Ten aanzien van de bonus 2011 van X is tussen partijen in geschil of het VCP aan toewijzing in de weg staat. Met X en Y is de kantonrechter van oordeel dat dit niet het geval is. ABN AMRO stelt niet tot uitbetaling over te gaan vanwege de uitkomst van het SIM-onderzoek en het feit dat X diverse interne regels heeft geschonden in haar optreden tegenover OMTI. Inmiddels is uitgelegd dat beide verwijten niet zijn komen vast te staan en daarmee onterecht zijn. Het is dus niet naar maatstaven van redelijkheid en billijkheid onaanvaardbaar dat de toegekende bonus 2011 aan X wordt uitgekeerd. Ook de ‘bad leaver’-bepaling van artikel 16 van het VCP ontslaat ABN AMRO niet van haar verplichting het restant van de bonus 2011 aan X uit te keren. De gevallen waarin een werknemer als ‘good leaver’ kwalificeert zijn overduidelijk gevallen van beëindiging van de arbeidsovereenkomst, waar de werknemer in het geheel niets aan kan doen. In dit geval kan X niets aan de beëindiging van het dienstverband doen. De arbeidsovereenkomsten van X en Y zijn uiteindelijk weliswaar op hun eigen verzoek ontbonden, maar alleen omdat zij niet anders konden dan daar bij wijze van tegenverzoek zelf om te verzoeken.

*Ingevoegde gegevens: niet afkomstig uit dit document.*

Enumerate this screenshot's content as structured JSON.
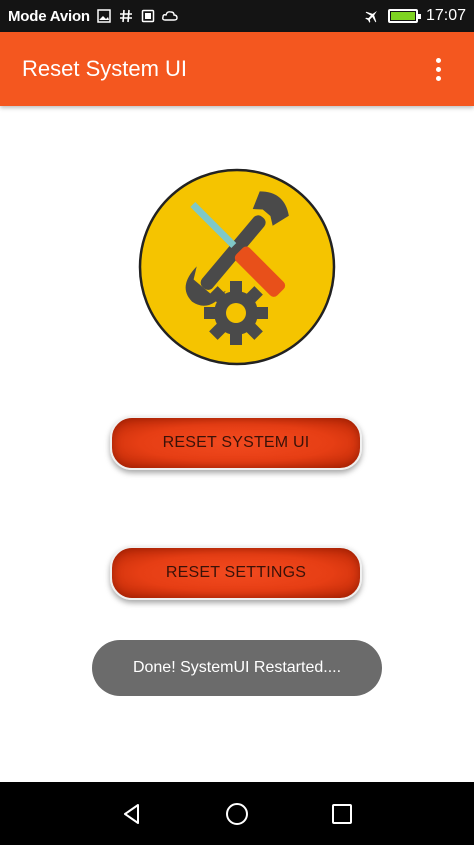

In dit verband is van belang dat vaststaat dat ABN AMRO tijdens de zitting in de ontbindingsprocedure heel duidelijk heeft gesteld dat X en Y onder geen beding bij de bank konden terugkeren, terwijl als de reden voor dat ontslag wordt weggedacht, er geen vuiltje aan de lucht was en er alle aanleiding was om te veronderstellen dat X en Y nog lang bij ABN AMRO zouden zijn blijven werken en de bonussen gewoon zouden zijn uitgekeerd. Anders dan ABN AMRO heeft aangevoerd, had zij in de gegeven omstandigheden geen grond om X en Y de bonus over 2012 te onthouden. Dit betekent dat de bonus 2012-vorderingen van X en Y toewijsbaar zijn. Nu ABN AMRO geen verweer heeft gevoerd tegen de door X gestelde uiteindelijke hoogte van zijn 2012-bonus, worden de bonussen van X en Y toegewezen als gevorderd.